Molecular basis for benzimidazole resistance from a novel β-tubulin binding site model

Abstract

Benzimidazole-2-carbamate derivatives (BzCs) are the most commonly used antiparasitic drugs for the treatment of protozoan and helminthic infections. BzCs inhibit the microtubule polymerization mechanism through binding selectively to the β-tubulin subunit in which mutations have been identified that lead to drug resistance.

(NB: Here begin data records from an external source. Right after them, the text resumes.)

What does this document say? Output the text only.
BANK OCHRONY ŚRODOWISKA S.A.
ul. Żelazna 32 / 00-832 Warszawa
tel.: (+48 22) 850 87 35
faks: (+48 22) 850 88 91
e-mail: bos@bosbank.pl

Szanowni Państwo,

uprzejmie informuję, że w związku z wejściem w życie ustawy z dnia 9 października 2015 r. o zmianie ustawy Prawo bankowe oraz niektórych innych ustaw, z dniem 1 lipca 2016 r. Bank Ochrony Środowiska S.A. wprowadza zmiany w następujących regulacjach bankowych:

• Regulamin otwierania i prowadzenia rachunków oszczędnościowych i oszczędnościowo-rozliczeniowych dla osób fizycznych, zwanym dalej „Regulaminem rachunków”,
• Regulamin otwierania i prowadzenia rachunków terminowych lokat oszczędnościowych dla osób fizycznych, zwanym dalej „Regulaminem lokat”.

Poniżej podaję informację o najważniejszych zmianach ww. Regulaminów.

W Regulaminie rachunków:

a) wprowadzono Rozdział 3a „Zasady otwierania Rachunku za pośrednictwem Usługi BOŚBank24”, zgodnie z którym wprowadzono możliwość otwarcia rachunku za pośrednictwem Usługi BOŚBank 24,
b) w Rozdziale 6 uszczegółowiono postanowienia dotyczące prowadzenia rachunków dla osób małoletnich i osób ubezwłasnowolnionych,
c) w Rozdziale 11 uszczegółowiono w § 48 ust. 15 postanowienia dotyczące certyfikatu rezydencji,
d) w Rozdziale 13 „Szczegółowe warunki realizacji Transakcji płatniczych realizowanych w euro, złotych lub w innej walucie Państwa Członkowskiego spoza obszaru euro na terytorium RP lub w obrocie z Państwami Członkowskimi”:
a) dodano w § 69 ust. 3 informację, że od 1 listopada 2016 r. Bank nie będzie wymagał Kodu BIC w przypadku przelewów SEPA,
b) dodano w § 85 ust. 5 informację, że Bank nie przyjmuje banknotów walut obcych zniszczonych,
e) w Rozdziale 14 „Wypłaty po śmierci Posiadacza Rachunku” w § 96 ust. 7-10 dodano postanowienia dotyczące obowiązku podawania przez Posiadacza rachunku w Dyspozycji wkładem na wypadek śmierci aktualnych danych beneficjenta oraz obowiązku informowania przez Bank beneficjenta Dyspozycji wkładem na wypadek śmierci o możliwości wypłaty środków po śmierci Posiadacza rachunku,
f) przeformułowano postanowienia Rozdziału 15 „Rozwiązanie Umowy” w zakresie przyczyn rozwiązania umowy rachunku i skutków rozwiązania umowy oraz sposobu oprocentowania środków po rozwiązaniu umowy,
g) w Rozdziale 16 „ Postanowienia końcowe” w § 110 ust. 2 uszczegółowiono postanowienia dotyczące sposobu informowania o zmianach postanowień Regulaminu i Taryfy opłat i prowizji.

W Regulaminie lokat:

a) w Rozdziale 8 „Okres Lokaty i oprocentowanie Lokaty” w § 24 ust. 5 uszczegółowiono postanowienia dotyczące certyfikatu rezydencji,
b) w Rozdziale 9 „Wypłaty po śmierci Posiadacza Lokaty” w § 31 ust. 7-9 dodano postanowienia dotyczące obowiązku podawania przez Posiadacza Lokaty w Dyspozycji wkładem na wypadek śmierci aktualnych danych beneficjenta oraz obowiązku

Currently, the lack of crystallographic structures of β-tubulin in parasites has limited the study of the binding site and the analysis of the resistance to BzCs. Recently, our research group has proposed a model to explain the interaction between the BzCs and a binding site in the β-tubulin. Herein, we report the homology models of two susceptible (Haemonchus contortus and Giardia intestinalis) parasites and one unsusceptible (Entamoeba histolytica) generated using the structure of the mammal Ovis aries, considered as a low susceptible organism, as a template. Additionally, the mechanism by which the principal single point mutations Phe167Tyr, Glu198Ala and Phe200Tyr could lead to resistance to BzCs is analyzed. Molecular docking and molecular dynamics studies were carried out in order to evaluate the models and the ligand–protein complexes’ behaviors. This study represents a first attempt towards understanding, at the molecular level, the structural composition of β-tubulin in all organisms, also suggesting possible resistance mechanisms. Furthermore, these results support the importance of benzimidazole derivative optimization in order to design more potent and selective (less toxic) molecules for the treatment of parasitic diseases.